Colombian artist Douglas Cantor has warped the iconography of his homeland in 'Always Late to the Party', his second solo exhibition at Guts Gallery. Via a new series of large scale paintings and an installation, he explores his life as an immigrant in the UK and how the move has come to reshape him.
"I don't create work about being an immigrant. I create work because I'm an immigrant," says Douglas of his latest series of towering paintings that take elements of Colombian life and filter them into distorted reproductions. It's a powerful statement but one that bolsters the name of the exhibition and its underlying theme of being out of place.
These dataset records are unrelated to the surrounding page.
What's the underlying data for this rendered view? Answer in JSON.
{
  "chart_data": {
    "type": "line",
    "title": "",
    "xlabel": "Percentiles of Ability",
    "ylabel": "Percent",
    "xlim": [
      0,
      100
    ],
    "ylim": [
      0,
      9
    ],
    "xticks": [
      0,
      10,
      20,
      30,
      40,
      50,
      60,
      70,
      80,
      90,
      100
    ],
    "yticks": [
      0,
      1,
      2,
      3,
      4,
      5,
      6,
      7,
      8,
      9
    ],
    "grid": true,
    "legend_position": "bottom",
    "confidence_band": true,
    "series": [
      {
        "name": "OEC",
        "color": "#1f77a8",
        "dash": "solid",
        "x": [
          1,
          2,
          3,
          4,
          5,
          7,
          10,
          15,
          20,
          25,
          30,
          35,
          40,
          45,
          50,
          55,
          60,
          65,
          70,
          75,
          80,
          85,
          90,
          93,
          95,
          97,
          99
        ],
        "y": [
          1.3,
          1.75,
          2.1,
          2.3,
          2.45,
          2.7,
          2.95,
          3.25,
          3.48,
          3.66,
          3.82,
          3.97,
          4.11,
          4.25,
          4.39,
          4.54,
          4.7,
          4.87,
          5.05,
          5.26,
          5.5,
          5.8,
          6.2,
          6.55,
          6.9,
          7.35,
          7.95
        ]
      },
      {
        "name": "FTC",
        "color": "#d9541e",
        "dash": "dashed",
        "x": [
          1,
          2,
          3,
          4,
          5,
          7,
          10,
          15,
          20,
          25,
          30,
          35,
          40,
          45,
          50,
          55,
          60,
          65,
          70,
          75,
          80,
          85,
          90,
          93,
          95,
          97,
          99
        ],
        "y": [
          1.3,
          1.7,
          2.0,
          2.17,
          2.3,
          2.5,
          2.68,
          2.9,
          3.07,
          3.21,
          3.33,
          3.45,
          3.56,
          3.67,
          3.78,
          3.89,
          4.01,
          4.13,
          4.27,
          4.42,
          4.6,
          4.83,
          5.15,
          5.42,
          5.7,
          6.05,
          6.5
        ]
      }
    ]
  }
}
These symbols of Douglas' former life include orange netted bags swollen with fruit and vegetables from the market and white roses that decorate churches and houses in remembrance of Saint Peter. At the heart of the exhibition, though, is Douglas' motorbike, which is loaded with connotations both on Colombia and the walls of Guts Gallery.
In his homeland, Douglas' motorbike would not be seen as a rebellious status symbol or an indicator of wealth and prestige. Instead, it would be used purely as a way to get around and stockpile groceries. The motorbike is a modern-day workhouse. With these animals having a long history in Colombia that goes all the way back to Spanish conquerors in the 1400s, the humble motorbike is bestowed a heightened sense of importance.
The exhibition's title piece runs with this idea as it depicts Douglas sitting proudly on his motorbike. The metaphorical party reflects his experience of living in the UK as an immigrant, while the motorbike is a symbolic through-line that brings together his stories and Colombian roots.
Despite being called 'Always Late to the Party', Douglas does not consider himself unfortunate. "It's not that I'm not lucky. In fact, I'm the luckiest guy I know. It's just that the introductions had been made, and the cocktails had been drunk by the time I arrived," he explains.
"Now everyone is outside having their fags and looking for the next place to go, while I've just gotten past the bouncer, and I'm now trying to work out where to order a whisky. Since I came to this town, I've always been late to the party."